Note on Methodology: The above tests were conducted in identical test Virtual Machines running under Oracle Virtual Box 5.0.4 on Windows 10 Pro. Both VMs were configured with 1GB of RAM, a 10GB (Dynamic) Virtual Disk Image, and otherwise followed the default recommended settings for each OS. Metrics data (specifically, the Processor and Process objects) was collected via Windows Performance Monitor over a 10 minute period of activity involving the basic tasks outlined above. The test scenarios were repeated three times and the values averaged across the scenarios.

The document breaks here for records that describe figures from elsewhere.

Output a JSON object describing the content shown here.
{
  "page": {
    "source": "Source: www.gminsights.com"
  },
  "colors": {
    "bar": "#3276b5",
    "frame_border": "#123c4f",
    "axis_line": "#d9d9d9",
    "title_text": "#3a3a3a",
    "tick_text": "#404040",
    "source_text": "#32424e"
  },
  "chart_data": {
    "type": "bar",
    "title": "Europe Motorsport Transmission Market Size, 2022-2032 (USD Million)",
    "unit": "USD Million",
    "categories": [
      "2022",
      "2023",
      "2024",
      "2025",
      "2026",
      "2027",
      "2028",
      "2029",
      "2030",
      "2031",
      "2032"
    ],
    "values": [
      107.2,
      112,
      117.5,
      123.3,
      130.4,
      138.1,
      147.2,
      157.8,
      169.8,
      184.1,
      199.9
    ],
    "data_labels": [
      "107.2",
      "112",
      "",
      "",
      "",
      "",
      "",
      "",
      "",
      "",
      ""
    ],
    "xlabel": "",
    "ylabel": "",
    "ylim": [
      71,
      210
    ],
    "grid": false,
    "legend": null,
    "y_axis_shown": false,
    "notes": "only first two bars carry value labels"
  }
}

Here’s the kicker: I suspect that it’s this added overhead (and not "poor sales" or the myriad other excuses) that ultimately forced Microsoft to abandon any plans for porting Windows 10 to the legacy Surface RT and Surface 2 platforms. Simply put, Windows got "too fat" again, and its growth outpaced the feeble Tegra 3 and Tegra 4-based CPUs underpinning Microsoft’s first and second generation consumer tablets.
With single and multithreaded processor performance as much as 2x slower than the Intel Atom-based Surface 3, and with memory bandwidth performance as much as 60 percent below the newest consumer Surface, even the relatively current (you could still buy one from Microsoft as recently as January of this year) Tegra 4-based Surface 2 is lagging well behind today’s CPU trends. And if Surface 2 struggled at times to pull the weight of the much less demanding Windows 8.x code base (nobody every accused any ARM-based Surface of being particularly fast), it’s not hard to imagine how badly such a device would choke on the much more complicated Windows 10 software stack.
And that is exactly what I suspect happened internally at Microsoft: It ported Windows 10, realized the fancy new XAML-based UI was swamping the CPUs of their underpowered ARM-based tablets, and aborted the project. In its place, it gave users Windows RT 8.1 Update 3 and a less demanding, DirectUI-based "Start Menu".
Note that this also explains why Microsoft is requiring a new breed of Windows 10 Mobile handsets in order to support the forthcoming "Continuum" technology (it’ll need to have enough CPU "horsepower" to handle Windows 10’s demanding XAML-based runtime model). And it also means that those questioning why Microsoft’s engineers don’t just "port Windows 10 Mobile to Surface RT/2" are missing the point: "They would if they could, but they can’t so they won’t".
My old Intel DAL colleagues will be most pleased.